Fannie, Freddie delist

City A.M. Reporter
FANNIE MAE and Freddie Mac, the largest US home funding companies, will delist their shares on the New York Stock Exchange after Fannie Mae fell below and Freddie Mac held near minimum price requirements, the companies’ regulator said yesterday.

The companies, each taken under government control in September 2008, said they no longer met NYSE listing standards and that shares would now trade in the over-the-counter market. The regulator, the Federal Housing Finance Agency (FHFA), directed the companies to delist common and preferred stock from the NYSE and any other national securities exchange. It said the delisting order was not taken due to the companies’ performance.

Stock exchange requirements for maintaining price levels and curing deficiencies were the driving force for moving to delist, he said.

Common shares of each company have hovered near the NYSE required minimum average closing price of $1 for most months since the conservatorships began in September 2008.
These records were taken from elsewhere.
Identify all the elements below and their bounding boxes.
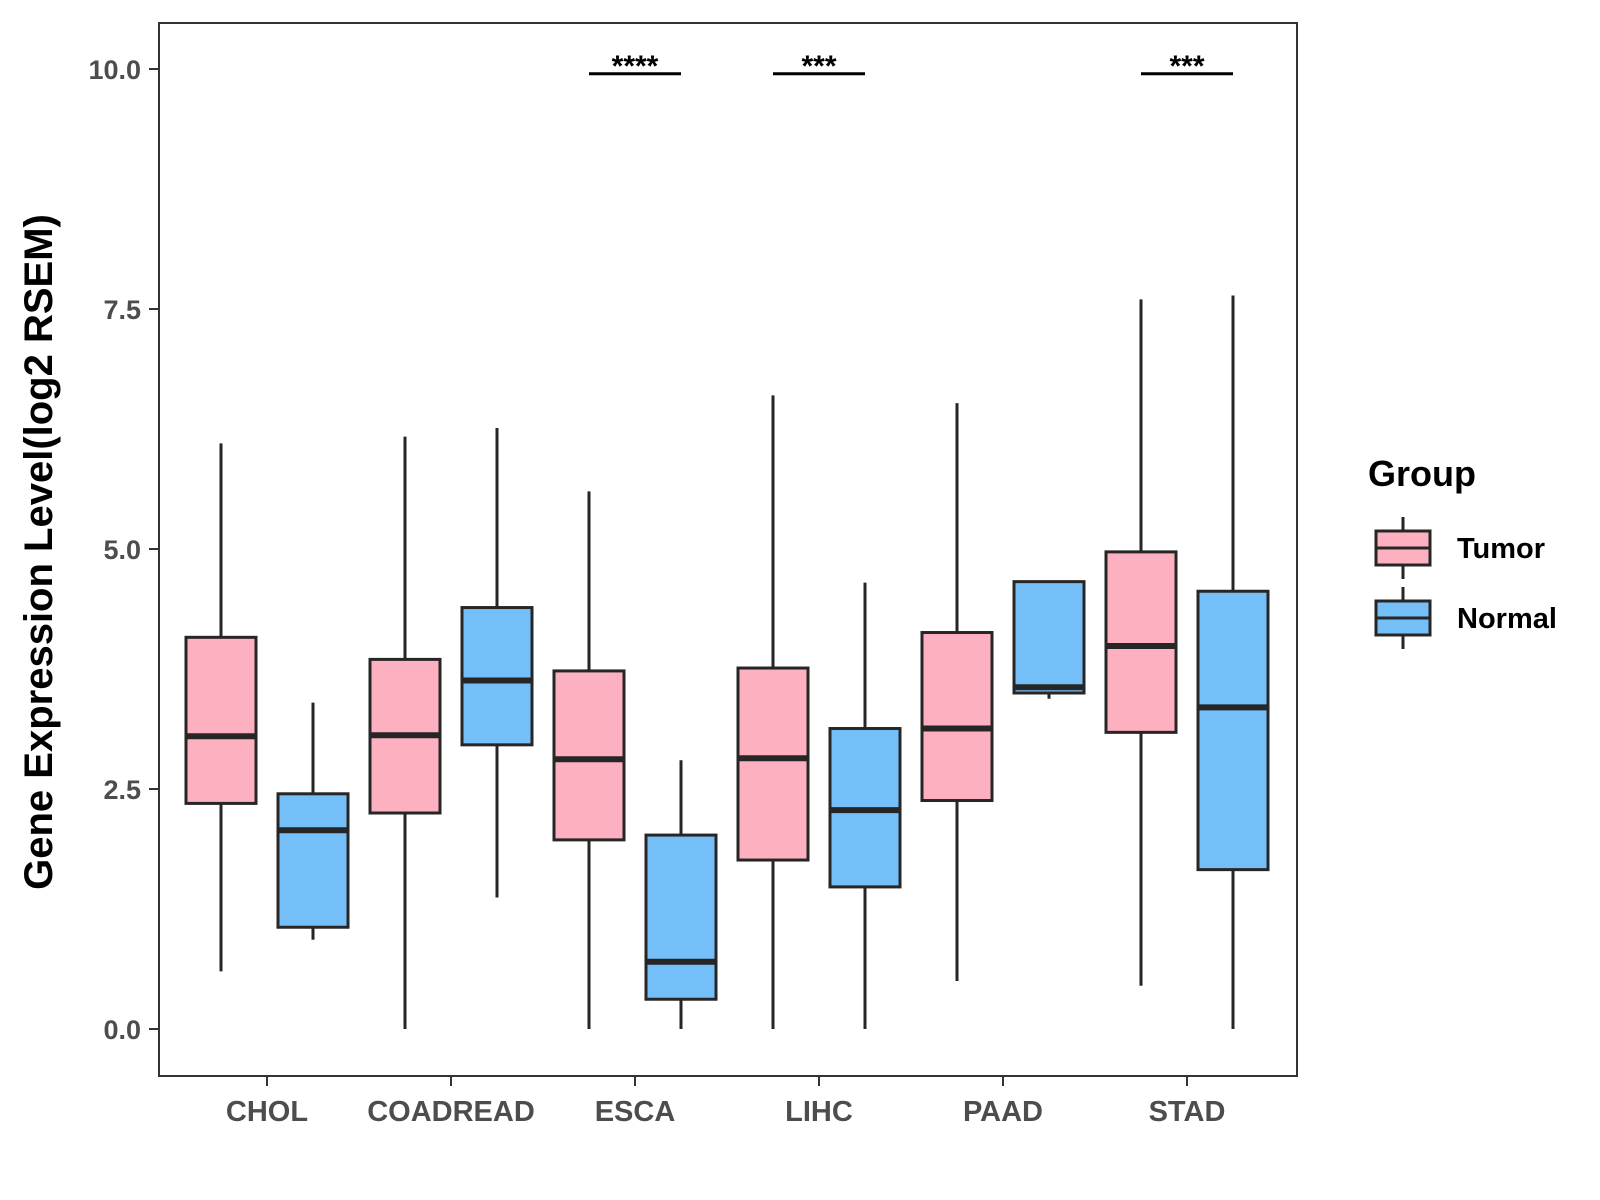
y-tick-label: 5.0 (103, 535, 141, 565)
box-tumor-chol (184, 443, 258, 972)
box-normal-coadread (460, 428, 534, 898)
significance-label: *** (801, 50, 836, 83)
box-body (184, 635, 258, 805)
legend-label: Normal (1457, 603, 1557, 635)
box-normal-stad (1196, 295, 1270, 1029)
significance-esca: **** (589, 50, 681, 83)
box-body (920, 631, 994, 803)
box-tumor-esca (552, 491, 626, 1029)
legend-entry-tumor: Tumor (1374, 517, 1545, 579)
plot-area: 0.0 2.5 5.0 7.5 10.0 CHOL COADREAD ESCA LIHC PAAD… (88, 22, 1298, 1128)
box-tumor-stad (1104, 299, 1178, 986)
box-body (1196, 589, 1270, 872)
box-body (1104, 550, 1178, 734)
box-normal-chol (276, 702, 350, 940)
box-body (1012, 580, 1086, 695)
box-normal-paad (1012, 580, 1086, 699)
significance-label: *** (1169, 50, 1204, 83)
x-tick-label: COADREAD (367, 1096, 535, 1128)
significance-label: **** (612, 50, 659, 83)
box-body (644, 833, 718, 1001)
box-tumor-paad (920, 403, 994, 981)
legend-title: Group (1368, 453, 1476, 494)
x-tick-label: PAAD (963, 1096, 1043, 1128)
x-tick-label: LIHC (785, 1096, 853, 1128)
y-tick-label: 7.5 (103, 295, 141, 325)
box-normal-lihc (828, 582, 902, 1029)
box-body (276, 792, 350, 929)
box-body (552, 669, 626, 842)
legend-entry-normal: Normal (1374, 587, 1557, 649)
box-tumor-coadread (368, 436, 442, 1029)
x-tick-label: CHOL (226, 1096, 308, 1128)
x-tick-label: STAD (1149, 1096, 1226, 1128)
legend: Group Tumor Normal (1368, 453, 1557, 649)
box-body (736, 666, 810, 862)
legend-label: Tumor (1457, 533, 1545, 565)
y-tick-label: 2.5 (103, 775, 141, 805)
y-axis-label: Gene Expression Level(log2 RSEM) (17, 214, 61, 890)
significance-stad: *** (1141, 50, 1233, 83)
box-normal-esca (644, 760, 718, 1029)
x-tick-label: ESCA (595, 1096, 676, 1128)
y-tick-label: 10.0 (88, 55, 141, 85)
box-tumor-lihc (736, 395, 810, 1029)
y-tick-label: 0.0 (103, 1015, 141, 1045)
significance-lihc: *** (773, 50, 865, 83)
box-body (460, 606, 534, 747)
Fannie Mae’s closing stock price has recently been below the required average price, which would mean either delisting or a “cure” to restore the price. Curing would not assure maintaining the minimum or avoiding loss of shareholder value, according to the regulator. Freddie Mac’s shares had been holding just above the minimum.

“A voluntary delisting at this time simply makes sense and fits with the goal of a conservatorship to preserve and conserve assets,” said FHFA acting director Edward DeMarco.